Methods: A Prospective observational study was conducted for five consecutive months from January to May 2025 at a tertiary care Hospital, Ahmedabad. A total of 1,836 patient records and incident reports were analysed using structured surveys, direct observation, semi-structured interviews, and secondary document review. Quality indicators were also tracked monthly against NABH benchmarks.
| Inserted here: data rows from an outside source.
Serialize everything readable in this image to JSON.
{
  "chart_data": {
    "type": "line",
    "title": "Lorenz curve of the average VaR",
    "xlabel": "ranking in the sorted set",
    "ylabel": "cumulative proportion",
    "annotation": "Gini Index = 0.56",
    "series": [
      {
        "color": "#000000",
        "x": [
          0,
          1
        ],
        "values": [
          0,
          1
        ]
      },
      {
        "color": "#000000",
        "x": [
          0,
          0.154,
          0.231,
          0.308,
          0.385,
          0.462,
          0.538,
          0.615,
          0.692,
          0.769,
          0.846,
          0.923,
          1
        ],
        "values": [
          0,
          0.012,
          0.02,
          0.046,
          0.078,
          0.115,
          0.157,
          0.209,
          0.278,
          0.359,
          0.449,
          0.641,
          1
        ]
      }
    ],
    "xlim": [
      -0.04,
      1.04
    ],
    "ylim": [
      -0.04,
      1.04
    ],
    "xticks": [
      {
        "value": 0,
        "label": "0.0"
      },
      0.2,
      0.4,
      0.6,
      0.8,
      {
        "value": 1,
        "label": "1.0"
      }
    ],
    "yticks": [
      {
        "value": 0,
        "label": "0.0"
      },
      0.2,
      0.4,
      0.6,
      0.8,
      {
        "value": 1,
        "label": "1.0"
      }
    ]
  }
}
Results: Eight core challenges were identified including limited digital literacy, staff resistance to change, infrastructure constraints, data migration difficulties and inadequate feedback mechanism. Targeted interventions such as staff training, system modifications, and infrastructure strengthening were implemented to address these barriers.  Medication error rates, patient fall rates and radiology reporting errors reduced substantially during the study period, which shows a reduction in medication error rate from 6.62% to 0.10%; patient fall rate decreased from 5.67 to 0 per 1000 patient-days; radiology reporting error rate reduced from 22.1 to 0 per 1000 investigations.
Conclusion: Transitioning to a paperless hospital system involves significant implementation challenges. Despite these challenges it resulted in substantial improvements in patient safety and quality of care.

Keywords: Paperless hospital, Digital health transition, PRESCO system, Hospital management system; Quality indicators, Patient safety.